Pour encourager les enfants dans leurs efforts, Karine Gougerot, photographe professionnelle et responsable de Sidina, leur avait remis un diplôme ce jour-là, et ce en présence de leurs parents. L’excitation était à son comble parmi ces enfants de six ans en recevant le petit carton sur lequel on peut lire : « L’association Sidina certifie que l’élève XX a suivi avec assiduité le “projet photographique Diraloin” et lui délivre ce diplôme. » Les yeux écarquillés, ils essayaient de déchiffer ce qui y est écrit, mais en étant conscients de leurs limites. « Ayo, c’est un peu difficile. Quand on sera plus grand, on pourra lire tout ca… » laisse échapper une petite voix. Ces enfants sont donc déterminés à aller plus loin dans leur apprentissage, comme le souhaite d’ailleurs le titre du projet.  Marie-Anne Gopaul, la directrice, avoue avoir été prise au dépourvu par les témoignages émouvants des parents et pour leurs propos élogieux vis-à-vis de l’école. Mais elle a le ton modeste. « Nous n’avons pas fait de miracles. On nous a dit qu’on peut faire des merveilles dans l’apprentissage par le biais de la photo, on y a cru et cela a fonctionné. Les enfants sont heureux et épanouis. Ils s’expriment avec facilité et c’est ce que nous voulons dans nos écoles », dit la Head Teacher. Pour rappel, l’organisation travaille sur l’utilisation de la photo comme méthode d’expression et d’apprentissage. Si l’intérêt principal chez les enfants est le maniement de l’appareil photographique, ils sont appelés aussi à un travail d’écriture, de dessin, de communication et d’expression corporelle. Et tout cela couplé à l’imagination et au sens de la créativité de l’enfant. Autant d’éléments ayant conduit à la réalisation de ce magnifique “Livre de l’Alphabet”, que les petits apprenants de l’école La Montagne RCA  ont réalisé et qui a été présenté à leurs  parents.  
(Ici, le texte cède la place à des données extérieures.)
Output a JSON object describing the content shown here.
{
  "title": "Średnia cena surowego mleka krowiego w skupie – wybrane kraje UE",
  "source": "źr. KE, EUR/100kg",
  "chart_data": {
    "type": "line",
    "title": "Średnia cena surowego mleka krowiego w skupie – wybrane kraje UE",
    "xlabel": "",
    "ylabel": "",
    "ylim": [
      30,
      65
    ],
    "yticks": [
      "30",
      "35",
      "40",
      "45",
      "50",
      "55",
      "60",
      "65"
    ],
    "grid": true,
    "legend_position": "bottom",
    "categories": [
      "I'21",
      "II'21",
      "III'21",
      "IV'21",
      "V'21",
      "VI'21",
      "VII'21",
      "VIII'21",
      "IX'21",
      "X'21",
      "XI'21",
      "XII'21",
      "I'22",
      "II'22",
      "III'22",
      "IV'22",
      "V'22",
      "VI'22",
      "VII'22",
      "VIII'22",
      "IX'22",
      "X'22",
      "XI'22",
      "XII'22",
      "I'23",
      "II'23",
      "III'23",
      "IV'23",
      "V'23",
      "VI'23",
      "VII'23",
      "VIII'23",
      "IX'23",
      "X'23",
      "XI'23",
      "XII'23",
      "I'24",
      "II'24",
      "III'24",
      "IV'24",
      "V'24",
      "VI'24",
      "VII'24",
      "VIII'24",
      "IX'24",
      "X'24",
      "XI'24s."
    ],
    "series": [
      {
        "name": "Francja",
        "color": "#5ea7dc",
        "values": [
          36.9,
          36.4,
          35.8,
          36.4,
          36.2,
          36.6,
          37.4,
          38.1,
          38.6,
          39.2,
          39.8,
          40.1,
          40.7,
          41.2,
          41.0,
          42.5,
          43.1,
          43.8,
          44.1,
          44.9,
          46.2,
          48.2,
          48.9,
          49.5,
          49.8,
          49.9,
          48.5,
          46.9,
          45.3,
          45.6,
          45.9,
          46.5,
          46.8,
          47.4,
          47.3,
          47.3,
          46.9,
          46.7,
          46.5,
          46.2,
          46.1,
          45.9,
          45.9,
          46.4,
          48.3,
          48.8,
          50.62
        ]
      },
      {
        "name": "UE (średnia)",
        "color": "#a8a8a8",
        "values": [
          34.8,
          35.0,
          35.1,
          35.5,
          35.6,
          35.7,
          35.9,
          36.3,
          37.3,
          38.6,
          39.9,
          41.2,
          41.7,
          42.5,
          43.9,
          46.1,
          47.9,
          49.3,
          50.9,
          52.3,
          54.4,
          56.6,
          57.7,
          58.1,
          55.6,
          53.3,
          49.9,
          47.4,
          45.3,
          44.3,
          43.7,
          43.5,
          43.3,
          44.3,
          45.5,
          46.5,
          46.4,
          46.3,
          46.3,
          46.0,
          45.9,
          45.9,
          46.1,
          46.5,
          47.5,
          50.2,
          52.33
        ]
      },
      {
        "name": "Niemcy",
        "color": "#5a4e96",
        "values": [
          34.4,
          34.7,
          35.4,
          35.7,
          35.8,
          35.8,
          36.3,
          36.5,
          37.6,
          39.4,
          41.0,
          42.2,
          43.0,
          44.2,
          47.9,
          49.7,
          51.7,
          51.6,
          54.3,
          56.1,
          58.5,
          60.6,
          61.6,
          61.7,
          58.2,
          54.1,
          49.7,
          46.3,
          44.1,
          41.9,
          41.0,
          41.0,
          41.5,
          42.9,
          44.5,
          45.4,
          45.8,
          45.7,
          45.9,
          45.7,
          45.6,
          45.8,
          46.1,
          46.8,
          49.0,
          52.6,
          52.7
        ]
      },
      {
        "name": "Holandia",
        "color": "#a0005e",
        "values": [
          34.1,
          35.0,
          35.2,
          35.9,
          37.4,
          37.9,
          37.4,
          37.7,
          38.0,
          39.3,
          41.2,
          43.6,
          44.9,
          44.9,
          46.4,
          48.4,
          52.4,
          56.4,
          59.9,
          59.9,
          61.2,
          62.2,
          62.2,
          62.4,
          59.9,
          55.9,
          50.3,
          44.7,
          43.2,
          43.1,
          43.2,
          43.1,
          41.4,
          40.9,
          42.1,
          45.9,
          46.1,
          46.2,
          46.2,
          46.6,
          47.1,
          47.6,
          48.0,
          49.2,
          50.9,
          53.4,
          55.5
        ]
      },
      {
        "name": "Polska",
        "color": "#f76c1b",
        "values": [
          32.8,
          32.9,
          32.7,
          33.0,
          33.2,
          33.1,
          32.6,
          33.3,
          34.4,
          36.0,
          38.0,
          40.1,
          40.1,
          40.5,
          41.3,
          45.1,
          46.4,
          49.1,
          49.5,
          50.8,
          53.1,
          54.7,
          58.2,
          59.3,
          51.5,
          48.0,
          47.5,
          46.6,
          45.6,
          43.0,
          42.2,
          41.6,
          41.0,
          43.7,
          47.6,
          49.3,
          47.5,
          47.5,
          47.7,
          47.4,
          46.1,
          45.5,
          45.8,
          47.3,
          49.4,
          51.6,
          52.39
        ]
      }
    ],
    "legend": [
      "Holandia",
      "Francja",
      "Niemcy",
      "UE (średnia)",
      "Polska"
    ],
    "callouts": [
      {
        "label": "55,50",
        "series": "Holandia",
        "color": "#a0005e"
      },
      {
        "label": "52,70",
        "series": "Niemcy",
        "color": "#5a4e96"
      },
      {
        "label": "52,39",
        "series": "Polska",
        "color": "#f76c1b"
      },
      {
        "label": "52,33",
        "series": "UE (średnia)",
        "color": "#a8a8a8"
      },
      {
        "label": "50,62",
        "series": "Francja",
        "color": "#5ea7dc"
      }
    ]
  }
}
Le BEC s’est intéressé au projet “Diraloin” depuis 2008 et l’a inclus dans ses activités extrascolaires. Mais après quatre ans, l’organisme catholique a voulu donner une autre dimension à cette collaboration. « Ce n’est plus une simple activité extrascolaire », explique Alain Doolub, responsable des écoles primaires catholiques. « La technique de Diraloin est intégrée dans le processus d’apprentissage et, depuis cinq ans, nous travaillons sur ce projet pour la Std I. La Montagne RCA est la première école où nous l’avons adoptée. L’expérience est concluante et les résultats vont au-delà de nos espérances. C’est pour cette raison que nous avons décidé d’en faire profiter une dizaine de nos écoles à performance moyenne », poursuit A. Doolub. Ce choix du BEC s’inscrit dans une démarche multiple : d’une part de combattre l’échec scolaire et, de l’autre,  de promouvoir le développement intégral de l’enfant. Objectifs atteints à La Montagne RCA.
A l’heure du bilan, les enseignants impliqués dans le projet évoquent eux aussi les changements qui se sont opérés chez « leurs » enfants. Ils sont formels : « La méthode a plu aux enfants. Ils sont épanouis et ont retrouvé la confiance en soi. » Il n’y aurait plus de blocages dans l’apprentissage.  
Tout aussi important que la maîtrise de l’écriture et de la lecture : la nouvelle attitude notée chez les enfants face à l’école et à l’apprentissage. « Aster-la mo zanfan anvi al lekol », dit une maman. « Mo nepli bizin dir Ezekiel al pran so liv lekol, parfwa li pran lagazet par limem », renchérit une autre. Preuve que les enfants sont devenus autonomes dans leur apprentissage, et c’est bien là le but visé par le BEC.
La mise en pratique de cette nouvelle pédagogie nécessite beaucoup d’énergie et de temps, et sa réussite à la Montagne RCA est le fruit d’un travail collectif impliquant profs, chef d’établissement et collaborateurs extérieurs. « Sans la participation et la conviction des profs, on ne va pas loin », admet Karine Gougerot, qui salue l’implication du personnel de La Montagne RCA.
Pour l’heure, Diraloin, en milieu scolaire, ne concerne que l’apprentissage du  français et le BEC voudrait transposer la méthode pour l’enseignement de  l’anglais. « Sidina » est un mot malgache qui signifie « l’oiseau qui prend son envol ». Sans aucun doute, ces enfants, à La Montagne RCA, ont commencé à prendre leur envol dans le domaine de l’apprentissage au bout de leur première année de scolarité. Leurs efforts méritent d’être soutenus. Ceux qui sont à la recherche de moyens pour faire reculer l’échec scolaire ne devraient pas ignorer « Diraloin ».